We develop a variety of programs, workshops, media, and installation projects. We build evocative experiences, and apply critical analysis. We consult with various institutions, teach and write. Our projects set the stage for discussion and dialogue, communicating ideas while the participants gain experiential insight into complex issues and processes. We make scientific concepts and the protocols of science understandable to the public. Our aim is to provide a set of critical tools for considering issues of knowledge, power, and communication.


We craft salient messages and build experiences. Our work ranges from design, animation and media production, through interactive exhibits and installations, to public interventions and hands-on workshops.

We design internal and external communication strategies for various institutions.

We design curricula and teach in various settings, from day workshops to academia, leading classes on topics ranging from art and media production to climate communication.

Why art?

Art is independent of any agendas. It is a ‘third ideological position,’ able to mediate between science and society with credibility in the eyes of both. It is based on analysis and reflection, on applying critical thinking to existing frameworks, to existing modes of production of knowledge, and to existing power systems. By asking new questions and providing alternatives to existing models of working, art sidesteps the inevitability narrative, and provides new imaginaries around the issues it addresses.

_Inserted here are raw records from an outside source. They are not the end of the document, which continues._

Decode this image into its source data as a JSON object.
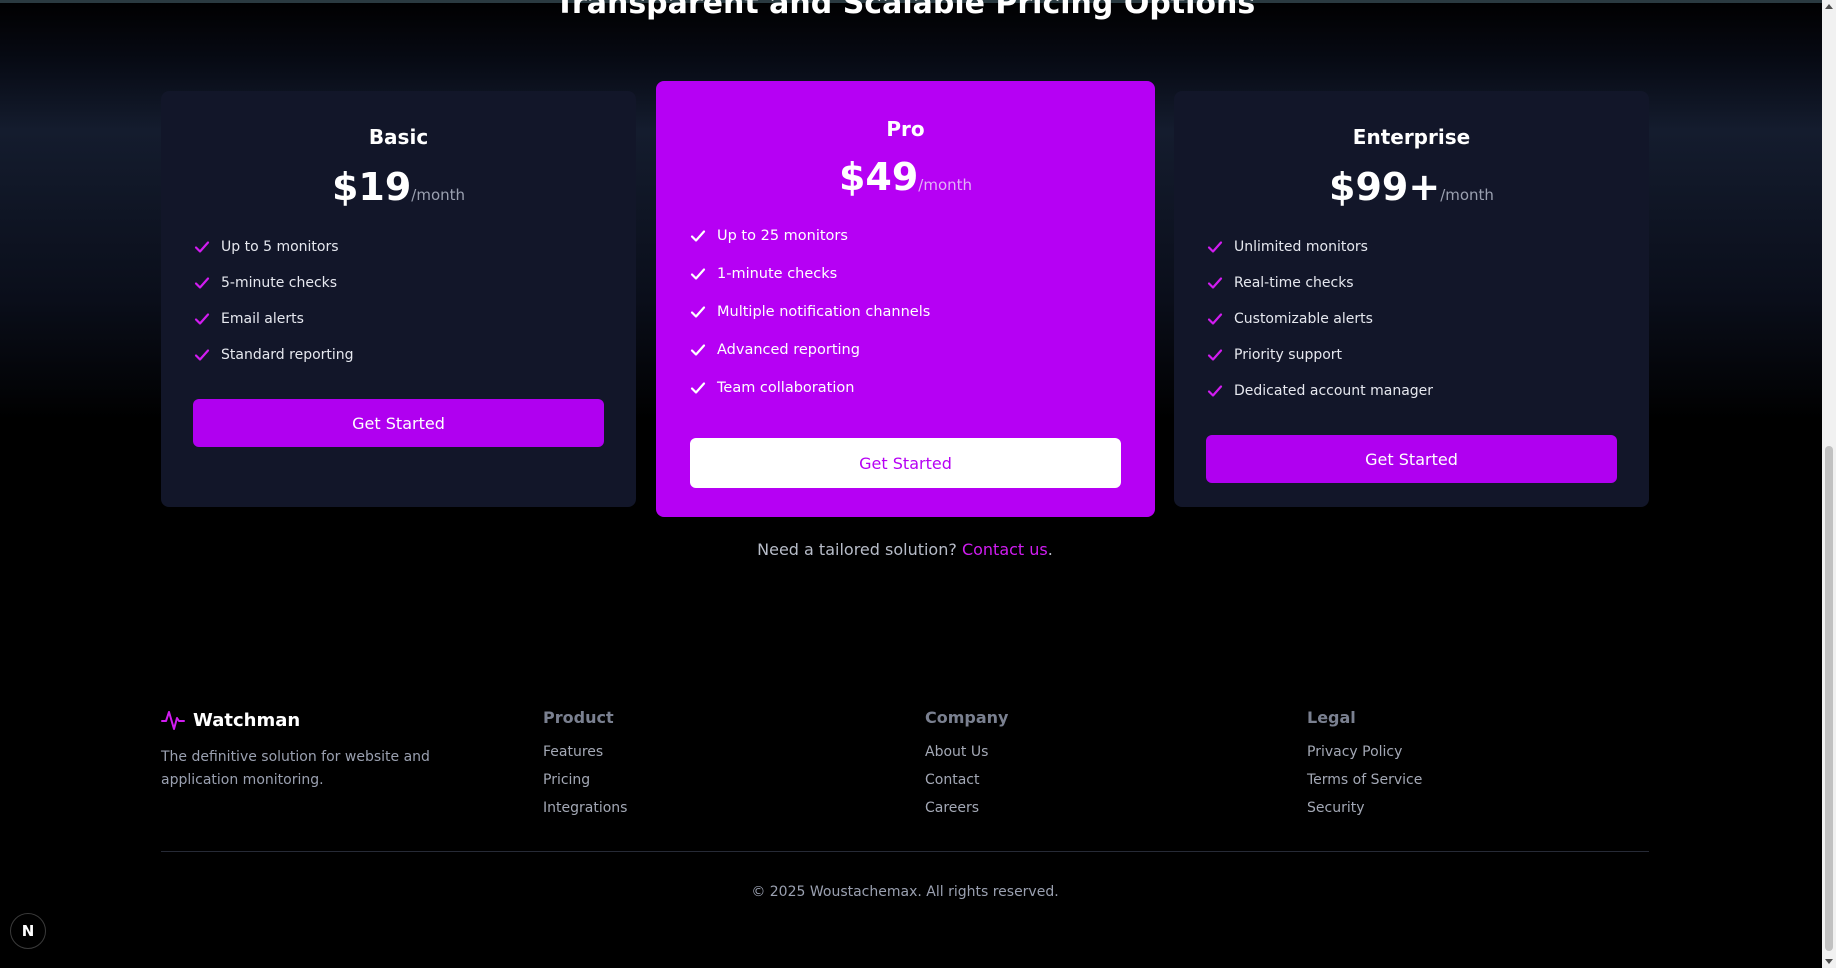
{
  "section_title": "Transparent and Scalable Pricing Options",
  "plans": [
    {
      "name": "Basic",
      "price": "$19",
      "period": "/month",
      "features": [
        "Up to 5 monitors",
        "5-minute checks",
        "Email alerts",
        "Standard reporting"
      ],
      "cta": "Get Started"
    },
    {
      "name": "Pro",
      "price": "$49",
      "period": "/month",
      "features": [
        "Up to 25 monitors",
        "1-minute checks",
        "Multiple notification channels",
        "Advanced reporting",
        "Team collaboration"
      ],
      "cta": "Get Started"
    },
    {
      "name": "Enterprise",
      "price": "$99+",
      "period": "/month",
      "features": [
        "Unlimited monitors",
        "Real-time checks",
        "Customizable alerts",
        "Priority support",
        "Dedicated account manager"
      ],
      "cta": "Get Started"
    }
  ],
  "tailored": {
    "text": "Need a tailored solution?",
    "link": "Contact us",
    "end": "."
  },
  "footer": {
    "brand": "Watchman",
    "brand_icon": "pulse-icon",
    "description": "The definitive solution for website and application monitoring.",
    "columns": {
      "product": {
        "title": "Product",
        "links": [
          "Features",
          "Pricing",
          "Integrations"
        ]
      },
      "company": {
        "title": "Company",
        "links": [
          "About Us",
          "Contact",
          "Careers"
        ]
      },
      "legal": {
        "title": "Legal",
        "links": [
          "Privacy Policy",
          "Terms of Service",
          "Security"
        ]
      }
    },
    "copyright": "© 2025 Woustachemax. All rights reserved."
  },
  "dev_badge": "N",
  "colors": {
    "accent": "#b600f4",
    "card_bg": "#121629",
    "page_bg": "#000000"
  }
}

Art creates a space for public engagement, for inclusion of actors previously excluded from debates and reflection on research and innovation agendas. Today, ‘co-creation’ is a key notion in public engagement in science, and it parallels a contemporary art’s focus on participation.

Art provides an experience that lets the viewers connect the abstract concepts to their everyday lives and senses. Through hands-on interaction with the technology, viewers are able to understand its implications and intuit how they feel about it.

We have developed artistic practice that explores emerging research and technology through engagement with actors in science and technology, humanities and the public.

We develop artwork in response to engagement with research. We also develop curatorial projects that include artworks done previously by other artists, or commission new work, in partnership with presenting venues.

Why design?

While art is concerned with posing questions, some of our tasks are to convey an already defined message or information. This is where we apply our design skills. Design is a process of finding a form most appropriate to the task at hand, whether it is for visual communication, a game, or a painting. Finding a form that will represent or explore the idea in the most effective way is what we aim for in our design work.

Why hacking?

We provide a space where people learn by making. We believe technology should be accessible to all, and we collaborate with different partners who share this approach. The term ‘hacking’ is now used in so many contexts as to lose its potency, but we embrace this term in it’s original meaning of critical making, of ‘exploring the details of programmable systems and stretching their capabilities.’

The original disruptors

Critical thinking, understanding human behavior, and access to subcultures/emerging markets are what qualifies artists and hackers to know what people respond to, to predict what they want, to provoke, to inspire, to make them laugh and care.